What have been some of the most challenging projects to execute? (Be it documentary or fashion photography).
There have been so many exciting projects, like the shooting for the V&A Museum in London, the shooting with the Dalai Lama, the shooting in the King’s palace in Bangkok with the queen Sirikit collection, shooting the Erin O’Connor Dior special or Stella [Tennant] in Chanel for Harper’s Baazar UK, shooting on the roof at the Grand Palais, shooting Dior at Musée Rodin, shooting in Siberia for my book called Taiga, photographing Kazakh people hunting with eagles, or photographing Valentino Garavani in his castle.
Your images embody a surrealist quality, that suggests mystery and fantasy. They also reference modernist photography and the classic, black and white era. While they are contemporary creations, due to your signature Polaroid style, the images appear lost in time. What intentions are behind this direction within your work?

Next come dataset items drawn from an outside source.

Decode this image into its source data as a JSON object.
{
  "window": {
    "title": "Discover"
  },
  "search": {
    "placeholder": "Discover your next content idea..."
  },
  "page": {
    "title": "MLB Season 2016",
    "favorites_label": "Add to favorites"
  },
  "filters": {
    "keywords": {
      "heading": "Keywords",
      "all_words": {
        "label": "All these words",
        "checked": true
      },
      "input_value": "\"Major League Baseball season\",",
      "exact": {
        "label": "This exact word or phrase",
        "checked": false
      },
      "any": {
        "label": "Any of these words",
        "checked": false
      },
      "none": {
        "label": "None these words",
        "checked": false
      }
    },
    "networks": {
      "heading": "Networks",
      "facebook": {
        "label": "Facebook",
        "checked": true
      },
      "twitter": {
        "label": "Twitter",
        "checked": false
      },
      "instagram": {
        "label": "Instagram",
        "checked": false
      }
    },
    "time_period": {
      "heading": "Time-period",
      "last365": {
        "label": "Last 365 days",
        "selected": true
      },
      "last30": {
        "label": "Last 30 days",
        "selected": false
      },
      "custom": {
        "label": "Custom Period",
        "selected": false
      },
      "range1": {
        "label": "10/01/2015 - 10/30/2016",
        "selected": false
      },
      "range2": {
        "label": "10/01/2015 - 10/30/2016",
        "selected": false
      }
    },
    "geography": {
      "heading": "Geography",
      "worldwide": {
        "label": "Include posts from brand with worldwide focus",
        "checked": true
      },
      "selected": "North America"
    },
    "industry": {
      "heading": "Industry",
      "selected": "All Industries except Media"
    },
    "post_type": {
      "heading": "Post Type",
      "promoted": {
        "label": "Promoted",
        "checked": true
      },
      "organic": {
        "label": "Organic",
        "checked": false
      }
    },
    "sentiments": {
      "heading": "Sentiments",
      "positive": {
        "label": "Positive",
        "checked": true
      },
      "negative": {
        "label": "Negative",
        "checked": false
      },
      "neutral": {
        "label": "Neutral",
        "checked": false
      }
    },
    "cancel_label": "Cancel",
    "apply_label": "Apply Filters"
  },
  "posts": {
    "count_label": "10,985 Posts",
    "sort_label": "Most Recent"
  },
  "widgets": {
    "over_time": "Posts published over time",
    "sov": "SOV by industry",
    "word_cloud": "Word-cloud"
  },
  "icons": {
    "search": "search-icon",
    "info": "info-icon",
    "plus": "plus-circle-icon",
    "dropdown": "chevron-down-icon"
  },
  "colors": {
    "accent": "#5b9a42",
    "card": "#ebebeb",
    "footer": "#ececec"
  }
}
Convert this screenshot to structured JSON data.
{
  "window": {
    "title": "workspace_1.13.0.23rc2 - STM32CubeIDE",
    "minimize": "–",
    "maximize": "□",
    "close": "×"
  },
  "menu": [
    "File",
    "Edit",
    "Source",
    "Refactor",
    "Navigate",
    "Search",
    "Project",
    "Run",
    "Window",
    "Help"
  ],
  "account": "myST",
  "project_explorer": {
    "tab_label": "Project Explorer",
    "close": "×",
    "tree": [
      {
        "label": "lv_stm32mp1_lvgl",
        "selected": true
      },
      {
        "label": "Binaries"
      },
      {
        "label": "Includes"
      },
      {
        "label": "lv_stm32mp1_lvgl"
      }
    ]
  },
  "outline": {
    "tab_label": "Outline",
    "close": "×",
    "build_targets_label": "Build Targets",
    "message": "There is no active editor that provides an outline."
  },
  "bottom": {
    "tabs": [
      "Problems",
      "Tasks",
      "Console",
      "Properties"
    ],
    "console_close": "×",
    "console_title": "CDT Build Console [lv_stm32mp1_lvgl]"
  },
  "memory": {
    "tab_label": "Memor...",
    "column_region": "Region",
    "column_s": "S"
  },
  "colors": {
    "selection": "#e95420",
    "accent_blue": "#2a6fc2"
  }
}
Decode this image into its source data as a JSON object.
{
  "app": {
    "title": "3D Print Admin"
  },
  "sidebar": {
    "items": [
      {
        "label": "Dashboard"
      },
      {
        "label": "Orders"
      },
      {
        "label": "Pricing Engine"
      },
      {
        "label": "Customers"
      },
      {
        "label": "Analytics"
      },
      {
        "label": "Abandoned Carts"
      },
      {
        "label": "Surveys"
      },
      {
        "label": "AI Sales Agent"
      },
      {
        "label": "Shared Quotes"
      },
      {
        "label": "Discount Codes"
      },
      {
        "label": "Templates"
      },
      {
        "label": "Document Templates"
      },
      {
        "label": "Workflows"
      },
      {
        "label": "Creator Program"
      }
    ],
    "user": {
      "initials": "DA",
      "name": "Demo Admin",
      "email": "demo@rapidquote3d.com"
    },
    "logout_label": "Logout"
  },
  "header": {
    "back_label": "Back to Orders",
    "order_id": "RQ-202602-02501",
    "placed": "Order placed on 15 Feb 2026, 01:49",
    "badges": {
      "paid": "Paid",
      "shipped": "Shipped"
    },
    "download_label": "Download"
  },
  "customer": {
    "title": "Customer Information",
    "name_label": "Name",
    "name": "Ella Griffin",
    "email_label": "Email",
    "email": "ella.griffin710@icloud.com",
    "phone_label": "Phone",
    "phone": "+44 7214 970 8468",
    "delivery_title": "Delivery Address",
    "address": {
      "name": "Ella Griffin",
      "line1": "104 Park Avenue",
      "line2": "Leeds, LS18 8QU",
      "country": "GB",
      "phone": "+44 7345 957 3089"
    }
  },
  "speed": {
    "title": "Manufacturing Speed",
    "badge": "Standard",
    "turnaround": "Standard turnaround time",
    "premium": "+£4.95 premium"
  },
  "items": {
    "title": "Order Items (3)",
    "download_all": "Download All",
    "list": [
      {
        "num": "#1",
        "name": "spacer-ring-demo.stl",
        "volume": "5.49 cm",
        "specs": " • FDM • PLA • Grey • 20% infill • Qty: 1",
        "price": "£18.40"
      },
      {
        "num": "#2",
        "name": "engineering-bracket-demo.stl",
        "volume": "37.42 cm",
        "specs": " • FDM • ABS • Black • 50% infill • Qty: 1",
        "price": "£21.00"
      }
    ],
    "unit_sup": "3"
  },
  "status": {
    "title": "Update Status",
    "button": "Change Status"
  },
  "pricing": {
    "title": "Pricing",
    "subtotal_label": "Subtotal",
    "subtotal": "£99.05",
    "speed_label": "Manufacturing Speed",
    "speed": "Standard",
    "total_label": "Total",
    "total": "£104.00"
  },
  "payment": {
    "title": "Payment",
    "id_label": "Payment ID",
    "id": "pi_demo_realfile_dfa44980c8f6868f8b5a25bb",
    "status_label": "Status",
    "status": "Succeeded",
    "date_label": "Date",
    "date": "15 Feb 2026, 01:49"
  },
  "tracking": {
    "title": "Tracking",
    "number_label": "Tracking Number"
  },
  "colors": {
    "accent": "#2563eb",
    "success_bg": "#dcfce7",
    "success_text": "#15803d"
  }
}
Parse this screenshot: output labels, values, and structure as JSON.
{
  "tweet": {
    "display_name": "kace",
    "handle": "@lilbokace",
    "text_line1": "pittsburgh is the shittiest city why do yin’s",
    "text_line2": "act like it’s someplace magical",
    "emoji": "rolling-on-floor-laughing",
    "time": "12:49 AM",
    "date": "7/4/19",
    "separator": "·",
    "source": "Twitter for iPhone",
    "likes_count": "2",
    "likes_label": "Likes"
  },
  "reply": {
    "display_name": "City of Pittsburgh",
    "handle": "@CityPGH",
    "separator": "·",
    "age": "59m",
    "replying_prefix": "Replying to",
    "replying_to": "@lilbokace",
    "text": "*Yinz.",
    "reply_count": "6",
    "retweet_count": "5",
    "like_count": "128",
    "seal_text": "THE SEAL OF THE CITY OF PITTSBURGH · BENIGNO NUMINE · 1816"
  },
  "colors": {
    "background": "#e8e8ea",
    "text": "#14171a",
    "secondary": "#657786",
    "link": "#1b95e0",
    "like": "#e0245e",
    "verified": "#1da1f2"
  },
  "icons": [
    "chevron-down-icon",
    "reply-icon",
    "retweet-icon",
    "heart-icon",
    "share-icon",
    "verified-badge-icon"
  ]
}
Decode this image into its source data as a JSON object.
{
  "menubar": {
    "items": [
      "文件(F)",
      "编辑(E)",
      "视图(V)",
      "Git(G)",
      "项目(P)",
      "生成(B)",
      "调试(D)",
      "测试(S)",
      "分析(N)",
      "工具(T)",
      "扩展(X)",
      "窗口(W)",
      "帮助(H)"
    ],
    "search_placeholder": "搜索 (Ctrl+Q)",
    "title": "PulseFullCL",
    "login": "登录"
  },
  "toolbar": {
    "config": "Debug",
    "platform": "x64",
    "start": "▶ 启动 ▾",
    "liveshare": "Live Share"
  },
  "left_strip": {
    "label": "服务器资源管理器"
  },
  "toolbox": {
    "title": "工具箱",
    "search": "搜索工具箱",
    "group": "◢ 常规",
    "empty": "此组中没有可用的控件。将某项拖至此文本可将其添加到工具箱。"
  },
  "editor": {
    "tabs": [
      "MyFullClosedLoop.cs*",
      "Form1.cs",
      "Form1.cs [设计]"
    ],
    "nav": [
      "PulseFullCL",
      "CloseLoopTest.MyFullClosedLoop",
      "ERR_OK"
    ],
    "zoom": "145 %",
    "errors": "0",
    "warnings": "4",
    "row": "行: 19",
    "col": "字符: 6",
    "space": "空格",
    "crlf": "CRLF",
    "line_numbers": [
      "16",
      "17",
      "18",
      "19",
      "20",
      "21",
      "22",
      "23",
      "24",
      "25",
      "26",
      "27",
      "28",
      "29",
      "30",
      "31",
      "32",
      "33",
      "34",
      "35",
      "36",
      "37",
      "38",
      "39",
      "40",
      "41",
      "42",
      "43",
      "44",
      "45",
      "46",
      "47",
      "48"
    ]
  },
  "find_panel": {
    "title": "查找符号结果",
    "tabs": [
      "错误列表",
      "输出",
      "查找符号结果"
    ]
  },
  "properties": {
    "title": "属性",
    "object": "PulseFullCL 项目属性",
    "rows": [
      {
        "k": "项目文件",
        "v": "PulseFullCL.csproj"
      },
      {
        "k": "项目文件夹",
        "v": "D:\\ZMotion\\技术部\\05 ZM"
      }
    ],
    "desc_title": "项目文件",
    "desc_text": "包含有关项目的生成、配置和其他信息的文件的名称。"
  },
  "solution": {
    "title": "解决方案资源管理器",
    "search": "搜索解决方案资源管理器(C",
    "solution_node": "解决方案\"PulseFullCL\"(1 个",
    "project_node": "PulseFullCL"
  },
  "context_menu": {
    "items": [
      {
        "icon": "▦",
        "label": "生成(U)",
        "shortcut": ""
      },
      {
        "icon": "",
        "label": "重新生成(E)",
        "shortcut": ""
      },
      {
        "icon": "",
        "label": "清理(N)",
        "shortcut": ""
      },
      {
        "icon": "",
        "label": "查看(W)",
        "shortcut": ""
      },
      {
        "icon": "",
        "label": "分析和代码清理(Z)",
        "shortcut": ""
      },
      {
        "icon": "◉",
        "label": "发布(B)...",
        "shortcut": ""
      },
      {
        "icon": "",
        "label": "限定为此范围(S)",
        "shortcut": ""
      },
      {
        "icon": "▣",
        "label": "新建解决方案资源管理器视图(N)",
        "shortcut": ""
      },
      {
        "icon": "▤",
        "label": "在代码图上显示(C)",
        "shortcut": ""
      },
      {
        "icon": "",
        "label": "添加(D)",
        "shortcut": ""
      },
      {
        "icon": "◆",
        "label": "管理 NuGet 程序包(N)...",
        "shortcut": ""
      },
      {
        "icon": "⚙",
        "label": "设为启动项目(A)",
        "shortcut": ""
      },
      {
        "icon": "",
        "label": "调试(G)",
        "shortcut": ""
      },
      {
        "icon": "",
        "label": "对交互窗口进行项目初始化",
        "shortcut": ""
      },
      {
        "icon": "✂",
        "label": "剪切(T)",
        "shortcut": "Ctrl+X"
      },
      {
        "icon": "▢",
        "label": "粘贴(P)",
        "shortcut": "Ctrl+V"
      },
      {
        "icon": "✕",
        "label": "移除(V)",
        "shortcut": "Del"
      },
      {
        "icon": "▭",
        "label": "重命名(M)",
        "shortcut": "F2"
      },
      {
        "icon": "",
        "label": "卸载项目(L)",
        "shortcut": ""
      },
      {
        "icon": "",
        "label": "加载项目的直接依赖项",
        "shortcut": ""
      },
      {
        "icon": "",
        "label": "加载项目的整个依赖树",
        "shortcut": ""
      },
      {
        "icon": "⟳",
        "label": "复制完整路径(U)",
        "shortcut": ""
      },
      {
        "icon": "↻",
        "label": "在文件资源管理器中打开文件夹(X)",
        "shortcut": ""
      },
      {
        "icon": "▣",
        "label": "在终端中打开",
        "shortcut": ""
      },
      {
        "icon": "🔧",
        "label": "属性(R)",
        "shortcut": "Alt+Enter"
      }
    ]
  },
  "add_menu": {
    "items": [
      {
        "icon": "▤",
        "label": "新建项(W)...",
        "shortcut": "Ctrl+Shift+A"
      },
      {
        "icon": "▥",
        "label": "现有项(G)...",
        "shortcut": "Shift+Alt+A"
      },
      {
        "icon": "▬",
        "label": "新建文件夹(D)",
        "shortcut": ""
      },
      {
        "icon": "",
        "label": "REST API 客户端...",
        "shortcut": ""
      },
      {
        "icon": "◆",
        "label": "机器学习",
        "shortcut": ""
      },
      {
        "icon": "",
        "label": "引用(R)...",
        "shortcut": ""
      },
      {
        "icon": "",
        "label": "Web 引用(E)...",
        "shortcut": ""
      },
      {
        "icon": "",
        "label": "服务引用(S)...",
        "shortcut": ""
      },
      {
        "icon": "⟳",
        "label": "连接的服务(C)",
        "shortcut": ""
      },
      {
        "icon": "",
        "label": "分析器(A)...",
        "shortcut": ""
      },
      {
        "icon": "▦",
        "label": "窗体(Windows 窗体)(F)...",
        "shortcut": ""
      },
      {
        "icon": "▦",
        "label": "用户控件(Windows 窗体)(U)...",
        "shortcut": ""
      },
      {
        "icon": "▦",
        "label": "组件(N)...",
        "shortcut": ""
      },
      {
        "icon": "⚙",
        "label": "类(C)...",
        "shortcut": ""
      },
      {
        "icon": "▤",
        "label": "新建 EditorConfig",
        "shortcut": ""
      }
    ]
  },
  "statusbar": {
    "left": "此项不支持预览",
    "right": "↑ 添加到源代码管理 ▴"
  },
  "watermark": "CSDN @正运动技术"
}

I want to show the time we are living in. We all come from somewhere and are going to an uncertain future. This open space gives all possibilities of imaginations. Photography is between reality and imagination, which I use to create my own world.
Within some of your work you chose to display elements of the background, equipment or wires within the photographs construction. What is the conceptual reasoning behind this?
It’s shooting a picture in a picture. It is like the spiral in a spiral, the endless wheel of life.
Do you have a particular muse in the past?
I am a muse myself.
You have mentioned before how important photography is to your existence, but in a parallel universe what would Cathleen Naundorf be doing?
All my pictures are personal, so it’s a part of my life, Cathleen is always Cathleen.
How do you feel about the moving landscape of commercial fashion photography, alongside art photography, and your place within it?
People call me the art photographer. I don’t like the word artist very much because nowadays everybody calls themselves an artist. I have always lived a creative and bohemian life since I was a child. If the society calls me an artist, then I am fine with it, but it makes no importance to me. I exist as a photographer in the art market, but not very much in the fashion industry. Maybe it is a statement by itself.